WARREN v. GOORD, 368 Fed.Appx. 161 (2nd Cir. 2010)


Vincent WARREN, Plaintiff-Appellant, v. Glenn GOORD, W. Phillips, John Doe, Thomas G. Eagen, Gerald Guiney, individually and in his official capacity as Deputy of Security of Green Haven and D.O.C.S., Defendants-Appellees.[*]

No. 08-5541-pr.United States Court of Appeals, Second Circuit.
March 2, 2010.

[EDITOR’S NOTE: This case is unpublished as indicated by the issuing court.]
[*] The Clerk of Court is directed to amend the official caption to conform to the listing of the parties stated above.

Appeal from a judgment of the United States District Court for the Southern District of New York (Richard J. Holwell, Judge).

UPON CONSIDERATION WHEREOF, IT IS HEREBY ORDERED,ADJUDGED, AND DECREED that the judgment of the District Court is AFFIRMED.

Vincent Warren, pro se, Pine City, NY., for Plaintiff-Appellant.

David Lawrence III, Assistant Solicitor General (Andrew M. Cuomo, Attorney General of the State of New York, Barbara D. Underwood, Solicitor General, Michael Belohlavek, Senior Counsel, on the brief), Office of the Attorney General of the State of New York, New York, NY., for Defendants-Appellees.

PRESENT: JOSÉ A. CABRANES, B.D. PARKER, Circuit Judges, and EVAN J. WALLACH, Judge.[**]

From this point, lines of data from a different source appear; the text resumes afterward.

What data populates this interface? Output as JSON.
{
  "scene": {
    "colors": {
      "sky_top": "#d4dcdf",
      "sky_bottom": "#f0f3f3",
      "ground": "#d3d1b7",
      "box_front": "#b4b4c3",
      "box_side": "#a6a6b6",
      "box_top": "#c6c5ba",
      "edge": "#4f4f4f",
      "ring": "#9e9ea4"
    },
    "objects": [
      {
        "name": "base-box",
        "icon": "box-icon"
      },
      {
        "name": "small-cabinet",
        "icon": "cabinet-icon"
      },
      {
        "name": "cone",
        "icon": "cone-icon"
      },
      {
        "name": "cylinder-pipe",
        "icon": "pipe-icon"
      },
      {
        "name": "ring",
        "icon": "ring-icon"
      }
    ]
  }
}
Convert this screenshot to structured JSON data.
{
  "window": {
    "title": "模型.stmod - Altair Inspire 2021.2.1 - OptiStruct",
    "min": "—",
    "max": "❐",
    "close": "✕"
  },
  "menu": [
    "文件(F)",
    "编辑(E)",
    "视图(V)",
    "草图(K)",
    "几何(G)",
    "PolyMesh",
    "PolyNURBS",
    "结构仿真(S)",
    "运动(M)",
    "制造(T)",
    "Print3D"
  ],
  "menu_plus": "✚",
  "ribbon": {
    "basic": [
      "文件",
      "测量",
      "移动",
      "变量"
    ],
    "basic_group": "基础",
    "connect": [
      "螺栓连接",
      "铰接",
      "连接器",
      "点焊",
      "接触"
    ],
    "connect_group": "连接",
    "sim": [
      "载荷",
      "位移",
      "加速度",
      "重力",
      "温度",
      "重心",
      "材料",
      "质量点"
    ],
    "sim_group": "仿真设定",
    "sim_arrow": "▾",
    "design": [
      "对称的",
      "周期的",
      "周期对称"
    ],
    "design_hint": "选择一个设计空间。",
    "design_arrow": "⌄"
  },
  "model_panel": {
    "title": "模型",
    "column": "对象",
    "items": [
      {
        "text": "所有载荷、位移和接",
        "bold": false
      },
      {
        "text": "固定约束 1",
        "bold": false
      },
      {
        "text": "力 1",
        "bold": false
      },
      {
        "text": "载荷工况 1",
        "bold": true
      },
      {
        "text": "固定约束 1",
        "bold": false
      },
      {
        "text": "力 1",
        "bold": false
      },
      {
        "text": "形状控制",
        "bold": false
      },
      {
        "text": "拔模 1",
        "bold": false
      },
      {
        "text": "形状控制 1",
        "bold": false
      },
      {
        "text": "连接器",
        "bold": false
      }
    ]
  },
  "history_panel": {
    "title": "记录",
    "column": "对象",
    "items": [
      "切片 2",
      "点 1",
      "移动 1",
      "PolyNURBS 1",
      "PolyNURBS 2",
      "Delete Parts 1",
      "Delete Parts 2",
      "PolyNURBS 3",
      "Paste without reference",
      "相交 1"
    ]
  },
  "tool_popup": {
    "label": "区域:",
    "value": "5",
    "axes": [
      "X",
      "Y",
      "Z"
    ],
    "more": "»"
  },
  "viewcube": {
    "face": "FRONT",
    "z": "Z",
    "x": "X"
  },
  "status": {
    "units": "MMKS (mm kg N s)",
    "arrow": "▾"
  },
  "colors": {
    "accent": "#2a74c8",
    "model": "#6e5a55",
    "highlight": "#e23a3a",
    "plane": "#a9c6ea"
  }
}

[**] The Honorable Evan J. Wallach of the United States Court of International Trade, sitting by designation.

SUMMARY ORDER
Plaintiff-appellant Vincent Warren (“Warren” or “plaintiff”) appeals from a judgment of the District Court dated September 30, 2008, 579 F.Supp.2d 488, granting summary judgment to the defendants, who are employees of the New York State Department of Correctional Services (“defendants”), on plaintiff’s claim brought pursuant to 42 U.S.C. § 1983. Plaintiff also appeals from the District Court’s denial of his motion to amend his complaint. Plaintiff asserts that, by failing to install metal detectors at the entrance to a recreation yard of the Green Haven Correctional Facility, defendants failed to protect him from other inmates and thereby violated his Eighth Amendment rights. We assume the parties’ familiarity with the remaining factual and procedural history of the case.

Page 162

We agree with the District Court that “no reasonable factfinder could conclude on this record that Defendants `disregard[ed] an excessive risk to [plaintiff’s] . . . safety’ by failing to adopt Plaintiff’s proposed security measures.” See Warren v. Goord, 579 F.Supp.2d 488, 497 (S.D.N.Y. 2008) (alterations in original) (quoting Farmer v. Brennan, 511 U.S. 825, 837, 114 S.Ct. 1970, 128 L.Ed.2d 811 (1994)). In light of that conclusion, moreover, it would have been futile for the District Court to permit plaintiff to amend his complaint to add another defendant. Accordingly, we affirm the judgment of the District Court substantially for the reasons stated in its thorough and well-reasoned Memorandum Opinion and Order dated September 30, 2008. Id.

CONCLUSION
We have considered all of plaintiff’s arguments and find them to be without merit. For the foregoing reasons, the judgment of the District Court is AFFIRMED.